The comparative use of census data is a useful way to study social characteristics across national boundaries. However, truly comparative demographic history is not possible without fully integrating separate census data, uniting multiple data files with a common set of comparably coded variables. This paper describes the integration of the 1871 Canadian census public use sample with similar samples of the 1850 and 1880 American censuses to form the Integrated Canadian-American Public Use Microdata Series (ICAPUMS). These data sets lent themselves well to integration because of their strong similarities in sampling design, data collection and data organization. Consistency in the availability and treatment of variables also eased integration of the samples, although the harmonization of occupation variables presented significant challenges. The ICAPUMS features a general household relationship variable which allows us to examine household structure across the two countries and three years. The paper concludes by proposing some general principles of census data set integration. This integrated data set is now available to researchers on the website of the University of Minnesota Historical Census Projects (www.hist.umn.edu/~ipums).

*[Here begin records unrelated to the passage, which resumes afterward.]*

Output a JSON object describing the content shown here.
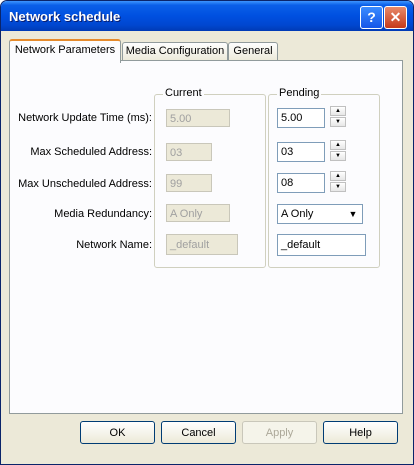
{
  "window": {
    "title": "Network schedule"
  },
  "tabs": [
    {
      "label": "Network Parameters",
      "active": true
    },
    {
      "label": "Media Configuration",
      "active": false
    },
    {
      "label": "General",
      "active": false
    }
  ],
  "groups": {
    "current": "Current",
    "pending": "Pending"
  },
  "rows": [
    {
      "label": "Network Update Time (ms):",
      "current": "5.00",
      "pending": "5.00"
    },
    {
      "label": "Max Scheduled Address:",
      "current": "03",
      "pending": "03"
    },
    {
      "label": "Max Unscheduled Address:",
      "current": "99",
      "pending": "08"
    },
    {
      "label": "Media Redundancy:",
      "current": "A Only",
      "pending": "A Only"
    },
    {
      "label": "Network Name:",
      "current": "_default",
      "pending": "_default"
    }
  ],
  "buttons": {
    "ok": "OK",
    "cancel": "Cancel",
    "apply": "Apply",
    "help": "Help"
  },
  "icons": {
    "help": "question-mark-icon",
    "close": "close-x-icon"
  }
}
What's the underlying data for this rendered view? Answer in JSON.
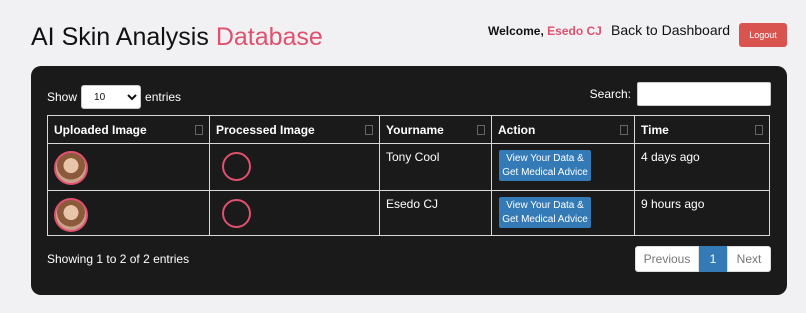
{
  "header": {
    "title_main": "AI Skin Analysis",
    "title_accent": "Database",
    "welcome_label": "Welcome,",
    "username": "Esedo CJ",
    "back_link": "Back to Dashboard",
    "logout_label": "Logout"
  },
  "table_controls": {
    "show_label": "Show",
    "entries_label": "entries",
    "page_length": "10",
    "search_label": "Search:",
    "search_value": ""
  },
  "columns": [
    "Uploaded Image",
    "Processed Image",
    "Yourname",
    "Action",
    "Time"
  ],
  "rows": [
    {
      "name": "Tony Cool",
      "action": "View Your Data & Get Medical Advice",
      "time": "4 days ago"
    },
    {
      "name": "Esedo CJ",
      "action": "View Your Data & Get Medical Advice",
      "time": "9 hours ago"
    }
  ],
  "footer": {
    "info": "Showing 1 to 2 of 2 entries",
    "prev_label": "Previous",
    "current_page": "1",
    "next_label": "Next"
  },
  "colors": {
    "accent": "#e0506f",
    "panel": "#1a1a1a",
    "primary": "#337ab7",
    "logout": "#d9534f"
  }
}
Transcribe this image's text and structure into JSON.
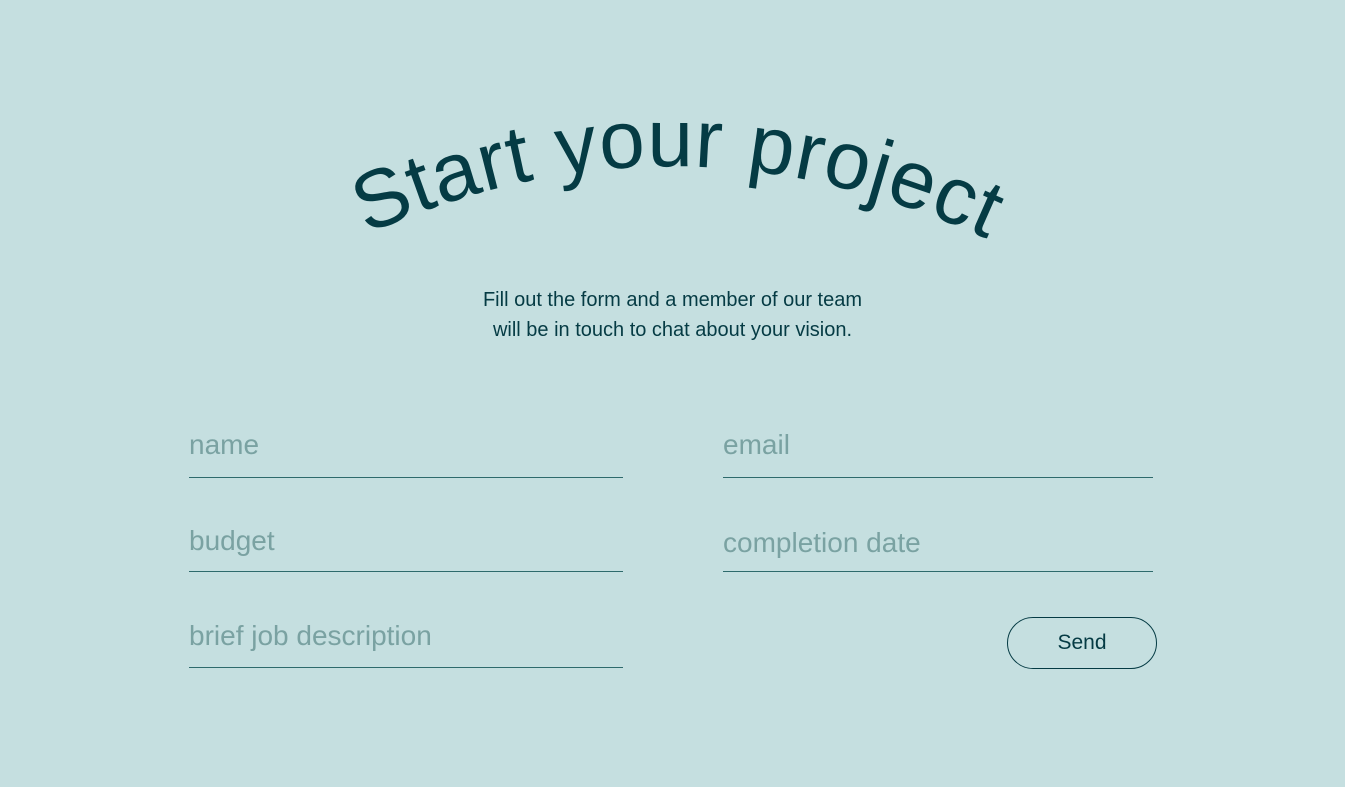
{
  "page": {
    "background_color": "#c5dfe0",
    "text_color": "#053b44",
    "placeholder_color": "#7aa2a2"
  },
  "header": {
    "title": "Start your project",
    "subtitle_line1": "Fill out the form and a member of our team",
    "subtitle_line2": "will be in touch to chat about your vision."
  },
  "form": {
    "name": {
      "placeholder": "name",
      "value": ""
    },
    "email": {
      "placeholder": "email",
      "value": ""
    },
    "budget": {
      "placeholder": "budget",
      "value": ""
    },
    "completion_date": {
      "placeholder": "completion date",
      "value": ""
    },
    "description": {
      "placeholder": "brief job description",
      "value": ""
    },
    "send_label": "Send"
  }
}
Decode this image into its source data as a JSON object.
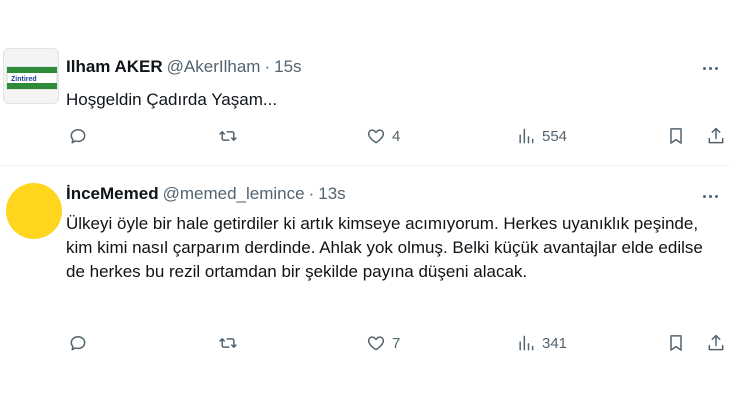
{
  "tweets": [
    {
      "author_name": "Ilham AKER",
      "handle": "@AkerIlham",
      "separator": "·",
      "time": "15s",
      "avatar_text": "Zintired",
      "text": "Hoşgeldin Çadırda Yaşam...",
      "reply_count": "",
      "retweet_count": "",
      "like_count": "4",
      "view_count": "554"
    },
    {
      "author_name": "İnceMemed",
      "handle": "@memed_lemince",
      "separator": "·",
      "time": "13s",
      "avatar_color": "#ffd51e",
      "text": "Ülkeyi öyle bir hale getirdiler ki artık kimseye acımıyorum. Herkes uyanıklık peşinde, kim kimi nasıl çarparım derdinde. Ahlak yok olmuş. Belki küçük avantajlar elde edilse de herkes bu rezil ortamdan bir şekilde payına düşeni alacak.",
      "reply_count": "",
      "retweet_count": "",
      "like_count": "7",
      "view_count": "341"
    }
  ],
  "colors": {
    "text": "#0f1419",
    "secondary": "#536471",
    "divider": "#eff3f4"
  },
  "icons": [
    "reply-icon",
    "retweet-icon",
    "like-icon",
    "views-icon",
    "bookmark-icon",
    "share-icon",
    "more-icon"
  ]
}
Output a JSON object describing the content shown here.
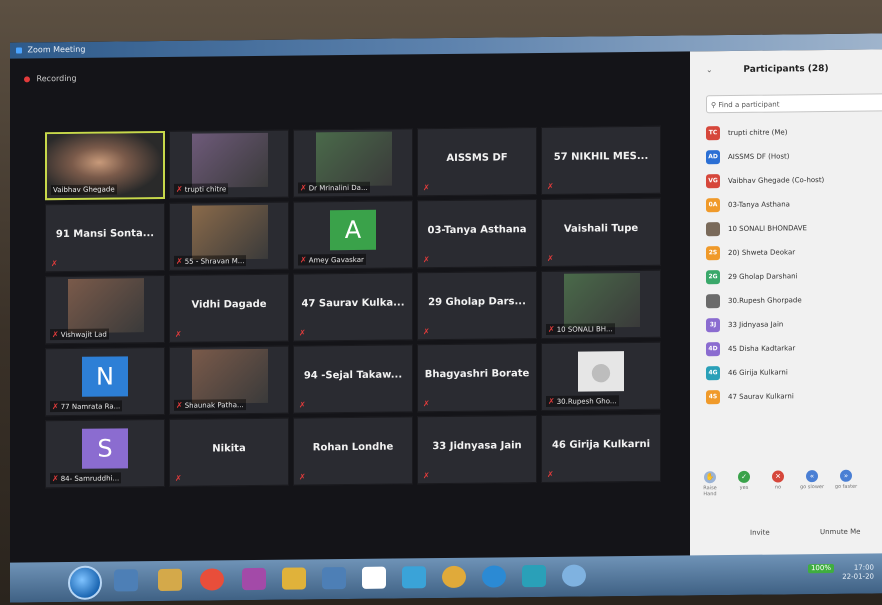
{
  "window": {
    "title": "Zoom Meeting"
  },
  "recording": {
    "label": "Recording"
  },
  "tiles": [
    {
      "name": "Vaibhav Ghegade",
      "kind": "video"
    },
    {
      "name": "trupti chitre",
      "kind": "video"
    },
    {
      "name": "Dr Mrinalini Da...",
      "kind": "video"
    },
    {
      "name": "AISSMS DF",
      "kind": "text"
    },
    {
      "name": "57 NIKHIL MES...",
      "kind": "text"
    },
    {
      "name": "91 Mansi Sonta...",
      "kind": "text"
    },
    {
      "name": "55 - Shravan M...",
      "kind": "video"
    },
    {
      "name": "Amey Gavaskar",
      "kind": "avatar",
      "letter": "A",
      "color": "#3aa24a"
    },
    {
      "name": "03-Tanya Asthana",
      "kind": "text"
    },
    {
      "name": "Vaishali Tupe",
      "kind": "text"
    },
    {
      "name": "Vishwajit Lad",
      "kind": "video"
    },
    {
      "name": "Vidhi Dagade",
      "kind": "text"
    },
    {
      "name": "47 Saurav Kulka...",
      "kind": "text"
    },
    {
      "name": "29 Gholap Dars...",
      "kind": "text"
    },
    {
      "name": "10 SONALI BH...",
      "kind": "video"
    },
    {
      "name": "77 Namrata Ra...",
      "kind": "avatar",
      "letter": "N",
      "color": "#2d7fd6"
    },
    {
      "name": "Shaunak Patha...",
      "kind": "video"
    },
    {
      "name": "94 -Sejal Takaw...",
      "kind": "text"
    },
    {
      "name": "Bhagyashri Borate",
      "kind": "text"
    },
    {
      "name": "30.Rupesh Gho...",
      "kind": "avatar-person"
    },
    {
      "name": "84- Samruddhi...",
      "kind": "avatar",
      "letter": "S",
      "color": "#8b6cd0"
    },
    {
      "name": "Nikita",
      "kind": "text"
    },
    {
      "name": "Rohan Londhe",
      "kind": "text"
    },
    {
      "name": "33 Jidnyasa Jain",
      "kind": "text"
    },
    {
      "name": "46 Girija Kulkarni",
      "kind": "text"
    }
  ],
  "participants": {
    "title": "Participants (28)",
    "search_placeholder": "Find a participant",
    "list": [
      {
        "initials": "TC",
        "name": "trupti chitre (Me)",
        "color": "#d6473b"
      },
      {
        "initials": "AD",
        "name": "AISSMS DF (Host)",
        "color": "#2b6fd4"
      },
      {
        "initials": "VG",
        "name": "Vaibhav Ghegade (Co-host)",
        "color": "#d6473b"
      },
      {
        "initials": "0A",
        "name": "03-Tanya Asthana",
        "color": "#f09a2a"
      },
      {
        "initials": "",
        "name": "10 SONALI BHONDAVE",
        "color": "#7a6a5a"
      },
      {
        "initials": "2S",
        "name": "20) Shweta Deokar",
        "color": "#f09a2a"
      },
      {
        "initials": "2G",
        "name": "29 Gholap Darshani",
        "color": "#3aa86a"
      },
      {
        "initials": "",
        "name": "30.Rupesh Ghorpade",
        "color": "#6b6b6b"
      },
      {
        "initials": "3J",
        "name": "33 Jidnyasa Jain",
        "color": "#8b6cd0"
      },
      {
        "initials": "4D",
        "name": "45 Disha Kadtarkar",
        "color": "#8b6cd0"
      },
      {
        "initials": "4G",
        "name": "46 Girija Kulkarni",
        "color": "#2aa0b8"
      },
      {
        "initials": "4S",
        "name": "47 Saurav Kulkarni",
        "color": "#f09a2a"
      }
    ],
    "reactions": [
      {
        "label": "Raise Hand",
        "glyph": "✋",
        "color": "#9ab3d6"
      },
      {
        "label": "yes",
        "glyph": "✓",
        "color": "#3aa24a"
      },
      {
        "label": "no",
        "glyph": "✕",
        "color": "#d6473b"
      },
      {
        "label": "go slower",
        "glyph": "«",
        "color": "#4a7fd4"
      },
      {
        "label": "go faster",
        "glyph": "»",
        "color": "#4a7fd4"
      }
    ],
    "invite_label": "Invite",
    "unmute_label": "Unmute Me"
  },
  "taskbar": {
    "zoom_level": "100%",
    "time": "17:00",
    "date": "22-01-20"
  }
}
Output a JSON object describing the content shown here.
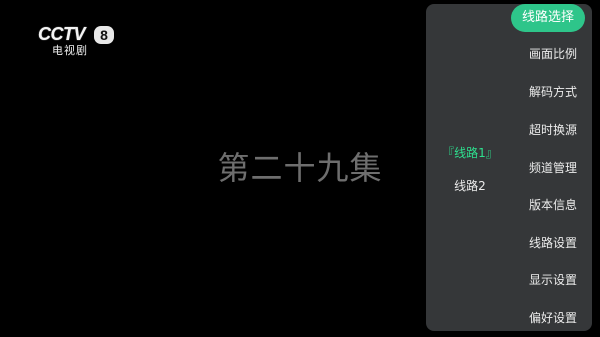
{
  "channel_logo": {
    "brand": "CCTV",
    "number": "8",
    "subtitle": "电视剧"
  },
  "video": {
    "episode_title": "第二十九集"
  },
  "menu": {
    "items": [
      {
        "label": "线路选择",
        "active": true
      },
      {
        "label": "画面比例"
      },
      {
        "label": "解码方式"
      },
      {
        "label": "超时换源"
      },
      {
        "label": "频道管理"
      },
      {
        "label": "版本信息"
      },
      {
        "label": "线路设置"
      },
      {
        "label": "显示设置"
      },
      {
        "label": "偏好设置"
      }
    ],
    "active_color": "#2ec58a"
  },
  "line_options": {
    "items": [
      {
        "label": "『线路1』",
        "selected": true
      },
      {
        "label": "线路2"
      }
    ],
    "selected_color": "#2ee08f"
  }
}
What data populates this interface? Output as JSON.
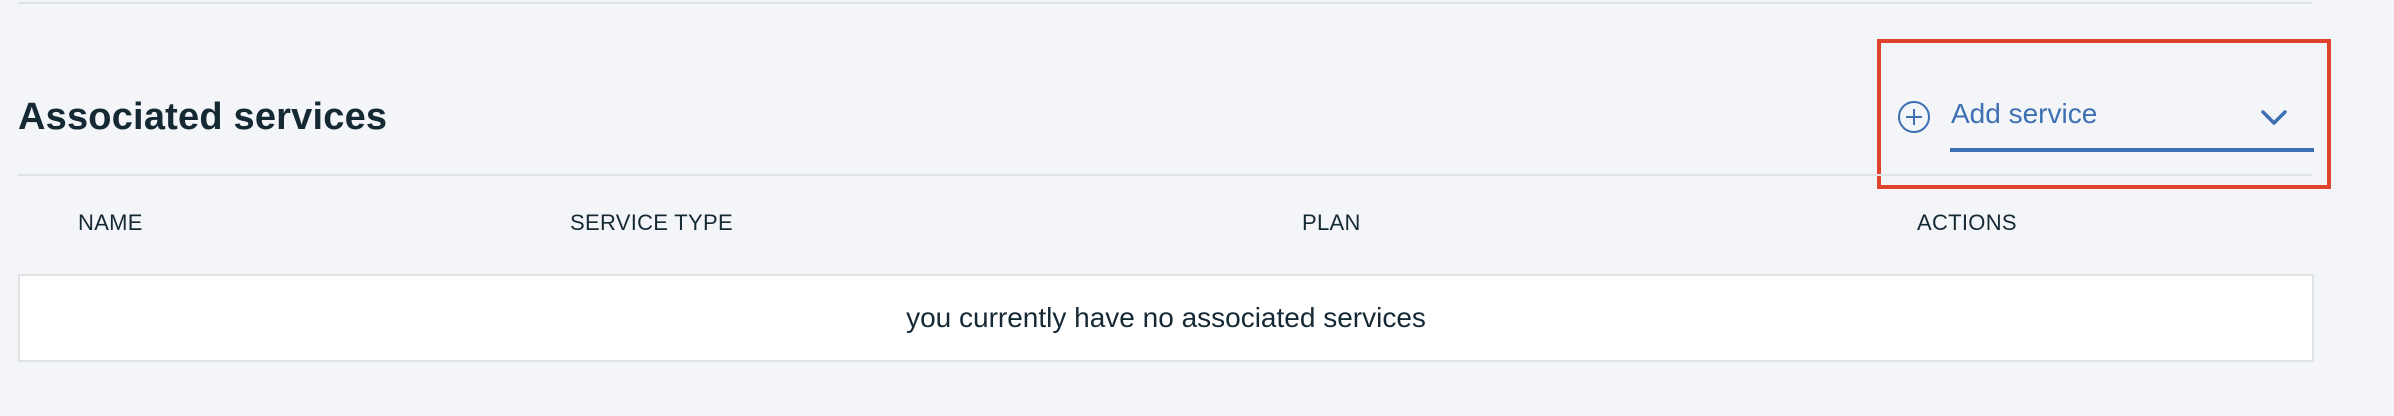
{
  "section": {
    "title": "Associated services"
  },
  "add_service": {
    "label": "Add service",
    "icon": "plus-circle-icon",
    "dropdown_icon": "chevron-down-icon",
    "accent_color": "#3d70b2"
  },
  "highlight": {
    "color": "#e0432b"
  },
  "table": {
    "columns": [
      "NAME",
      "SERVICE TYPE",
      "PLAN",
      "ACTIONS"
    ],
    "empty_message": "you currently have no associated services"
  }
}
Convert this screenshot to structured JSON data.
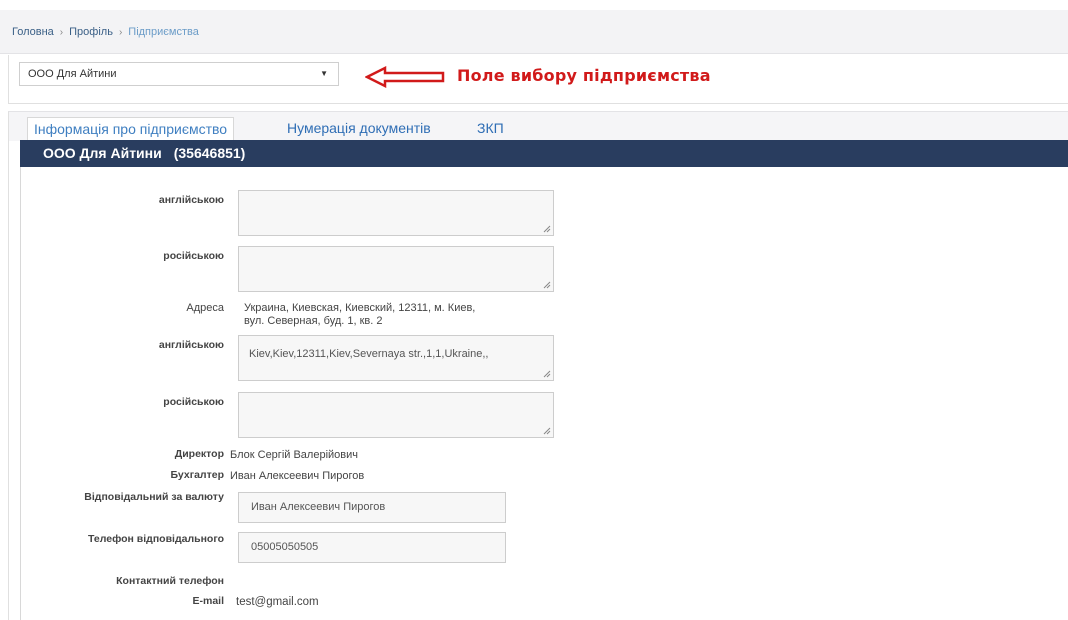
{
  "breadcrumb": {
    "home": "Головна",
    "profile": "Профіль",
    "current": "Підприємства",
    "separator": "›"
  },
  "selector": {
    "value": "ООО Для Айтини",
    "caret": "▼"
  },
  "annotation": {
    "text": "Поле вибору підприємства",
    "color": "#d11a1a"
  },
  "tabs": [
    {
      "label": "Інформація про підприємство",
      "active": true
    },
    {
      "label": "Нумерація документів",
      "active": false
    },
    {
      "label": "ЗКП",
      "active": false
    }
  ],
  "company": {
    "name": "ООО Для Айтини",
    "code": "(35646851)"
  },
  "form": {
    "name_en_label": "англійською",
    "name_en_value": "",
    "name_ru_label": "російською",
    "name_ru_value": "",
    "address_label": "Адреса",
    "address_line1": "Украина, Киевская, Киевский, 12311, м. Киев,",
    "address_line2": "вул. Северная, буд. 1, кв. 2",
    "address_en_label": "англійською",
    "address_en_value": "Kiev,Kiev,12311,Kiev,Severnaya str.,1,1,Ukraine,,",
    "address_ru_label": "російською",
    "address_ru_value": "",
    "director_label": "Директор",
    "director_value": "Блок Сергій Валерійович",
    "accountant_label": "Бухгалтер",
    "accountant_value": "Иван Алексеевич Пирогов",
    "currency_resp_label": "Відповідальний за валюту",
    "currency_resp_value": "Иван Алексеевич Пирогов",
    "resp_phone_label": "Телефон відповідального",
    "resp_phone_value": "05005050505",
    "contact_phone_label": "Контактний телефон",
    "email_label": "E-mail",
    "email_value": "test@gmail.com"
  },
  "colors": {
    "header_bar": "#293d5f",
    "link": "#2f6eb5",
    "arrow": "#d11a1a"
  }
}
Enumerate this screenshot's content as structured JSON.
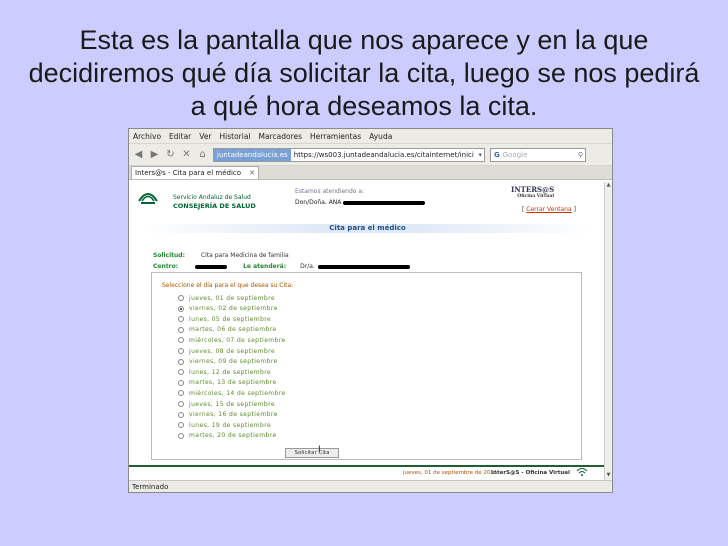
{
  "slide": {
    "title": "Esta es la pantalla que nos aparece y en la que decidiremos qué día solicitar la cita, luego se nos pedirá a qué hora deseamos la cita."
  },
  "browser": {
    "menu": [
      "Archivo",
      "Editar",
      "Ver",
      "Historial",
      "Marcadores",
      "Herramientas",
      "Ayuda"
    ],
    "url_site": "juntadeandalucia.es",
    "url": "https://ws003.juntadeandalucia.es/citainternet/inici",
    "search_placeholder": "Google",
    "tab_title": "Inters@s - Cita para el médico",
    "status": "Terminado"
  },
  "page": {
    "org_line1": "Servicio Andaluz de Salud",
    "org_line2": "CONSEJERÍA DE SALUD",
    "attending_label": "Estamos atendiendo a:",
    "attending_name": "Don/Doña.  ANA",
    "brand": "INTERS@S",
    "brand_sub": "Oficina Virtual",
    "close_label": "Cerrar Ventana",
    "heading": "Cita para el médico",
    "solicitud_label": "Solicitud:",
    "solicitud_value": "Cita para Medicina de familia",
    "centro_label": "Centro:",
    "atendera_label": "Le atenderá:",
    "atendera_value": "Dr/a.",
    "prompt": "Seleccione el día para el que desea su Cita:",
    "days": [
      "jueves,  01  de  septiembre",
      "viernes,  02  de  septiembre",
      "lunes,  05  de  septiembre",
      "martes,  06  de  septiembre",
      "miércoles,  07  de  septiembre",
      "jueves,  08  de  septiembre",
      "viernes,  09  de  septiembre",
      "lunes,  12  de  septiembre",
      "martes,  13  de  septiembre",
      "miércoles,  14  de  septiembre",
      "jueves,  15  de  septiembre",
      "viernes,  16  de  septiembre",
      "lunes,  19  de  septiembre",
      "martes,  20  de  septiembre"
    ],
    "selected_index": 1,
    "submit_label": "Solicitar Cita",
    "footer_date": "jueves, 01 de septiembre de 2011",
    "footer_brand": "InterS@S - Oficina Virtual"
  },
  "colors": {
    "slide_bg": "#ccccff",
    "sas_green": "#006633",
    "heading_blue": "#1f4f87",
    "day_green": "#5a8a2a",
    "prompt_orange": "#aa5500"
  }
}
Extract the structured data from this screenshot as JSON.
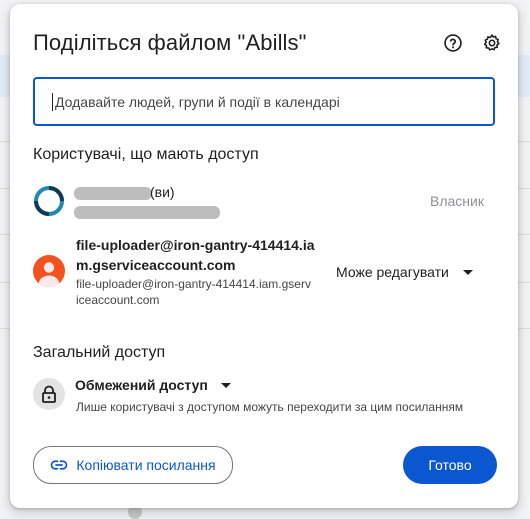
{
  "dialog": {
    "title": "Поділіться файлом \"Abills\"",
    "help_icon": "help-circle-icon",
    "settings_icon": "gear-icon"
  },
  "add_people": {
    "placeholder": "Додавайте людей, групи й події в календарі"
  },
  "people_section": {
    "title": "Користувачі, що мають доступ",
    "owner": {
      "suffix": "(ви)",
      "role": "Власник"
    },
    "service_account": {
      "name": "file-uploader@iron-gantry-414414.iam.gserviceaccount.com",
      "email": "file-uploader@iron-gantry-414414.iam.gserviceaccount.com",
      "role": "Може редагувати"
    }
  },
  "general_access": {
    "title": "Загальний доступ",
    "mode": "Обмежений доступ",
    "description": "Лише користувачі з доступом можуть переходити за цим посиланням"
  },
  "footer": {
    "copy_link": "Копіювати посилання",
    "done": "Готово"
  },
  "colors": {
    "accent": "#0b57d0",
    "avatar_service": "#f4511e"
  }
}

Lisa Y Dillon is a Ph.D. candidate at the University of Minnesota. Her dissertation, titled “Growing Old in North America: Living Arrangements of the Elderly in Canada, 1871, and the United States, 1850 and 1880” is based on a quantitative analysis of households and families in the ICAPUMS, as well as qualitative sources from the Ontario Provincial Archives and the Ohio State Archives. She first presented the results of her integration of the Canadian and American PUMS in Montreal at Visions of History: The Tenth Annual Meeting of the Association for History and Computing (August, 1995). In 1995, she published a co-authored article with Matthew Sobek, “Interpreting Work: Classifying Occupations in the Public Use Microdata Samples,” Historical Methods. She has taught Early American history at the University of Minnesota, and has worked as a research assistant for the Minnesota Historical Census Projects.